According to Conduit Re CEO Trevor Carvey, when it came to securing the reinsurers first slice of retrocession from the catastrophe bond market this year, the pricing for the firm’s debut $100 million Stabilitas Re Ltd. (Series 2023-1) was “in our sweet spot.”
As a reminder, Conduit Re eventually secured its first cat bond with pricing that was finalised some 9% below the initial mid-point of guidance.
Discussing the transaction during the Conduit Re quarterly earnings call yesterday, CEO Trevor Carvey’s comments suggest that the timing was just right for the reinsurance firm.
“The strategic approach for us around that is, we’re pretty comfortable with the retro tower that we buy, that’s been in place through 21, 22 and 23, obviously renewed each year. But it’s always good to have alternatives out there and additional sources of retrocession protection to sit alongside it,” he explained.
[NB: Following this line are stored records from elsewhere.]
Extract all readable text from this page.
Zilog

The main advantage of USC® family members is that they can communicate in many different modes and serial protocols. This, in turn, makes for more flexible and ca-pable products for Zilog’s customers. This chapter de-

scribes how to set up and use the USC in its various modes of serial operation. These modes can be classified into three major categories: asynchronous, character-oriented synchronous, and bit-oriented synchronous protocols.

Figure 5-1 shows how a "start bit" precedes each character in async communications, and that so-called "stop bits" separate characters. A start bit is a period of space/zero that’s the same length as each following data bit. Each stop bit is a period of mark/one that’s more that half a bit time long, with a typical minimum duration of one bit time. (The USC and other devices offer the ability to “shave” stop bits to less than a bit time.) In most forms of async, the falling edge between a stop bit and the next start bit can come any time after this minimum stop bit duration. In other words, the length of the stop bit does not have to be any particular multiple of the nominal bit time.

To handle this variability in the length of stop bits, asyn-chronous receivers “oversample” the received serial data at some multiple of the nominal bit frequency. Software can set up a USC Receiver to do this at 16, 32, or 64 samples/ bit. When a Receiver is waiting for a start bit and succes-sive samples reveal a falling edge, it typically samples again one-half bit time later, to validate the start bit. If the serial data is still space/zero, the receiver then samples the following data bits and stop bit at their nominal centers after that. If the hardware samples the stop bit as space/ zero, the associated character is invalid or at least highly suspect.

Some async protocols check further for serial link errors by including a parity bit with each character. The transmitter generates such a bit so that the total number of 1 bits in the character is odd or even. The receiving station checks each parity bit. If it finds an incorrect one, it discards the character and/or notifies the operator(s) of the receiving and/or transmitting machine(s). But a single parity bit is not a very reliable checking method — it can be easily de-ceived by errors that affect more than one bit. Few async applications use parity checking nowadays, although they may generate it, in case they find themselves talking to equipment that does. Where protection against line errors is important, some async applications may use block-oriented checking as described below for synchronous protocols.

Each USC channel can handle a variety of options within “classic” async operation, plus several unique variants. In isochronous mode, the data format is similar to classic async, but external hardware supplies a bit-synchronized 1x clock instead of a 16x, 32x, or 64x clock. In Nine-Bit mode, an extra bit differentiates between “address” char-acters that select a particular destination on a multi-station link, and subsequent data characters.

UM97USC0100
Going on to discuss pricing of the cat bond he said, “We’d looked at the cat bond market, probably six or seven months ago, and the level of pricing then in that market just wasn’t really that attractive. You know, it was kind of comparable with what we were buying in the standard retrocession tower market.
“We watched it, kept an eye on it and then the issuance that we did in June did actually get a benefit, in terms of the the pricing levels that were there in the market at that time.
“So, I think I used the word, that the pricing in June was more in our sweet spot.”
So the ethos for Conduit Re was to enter the cat bond market at a time when it could secure the coverage at a similar rate to its traditional retrocessional reinsurance arrangements.
But the company is aware there are benefits to having accessed the cat bond market this year.
“Strategically, it gives us that buy-forward element to the program. You know, it’s multi year, and it complements what we buy,” Carvey said.
Adding, “It’s really designed to respond to a severe event, in the same way that our retrocession tower picks up large events, particularly cat, that run through from a severity standpoint. That’s really what the cat bond does, but it has an element of a complimentary nature to the program.
“So, it’s complementary to it and, to a large extent, it enables us to have a block of capacity in that cat bond market rolling forward.”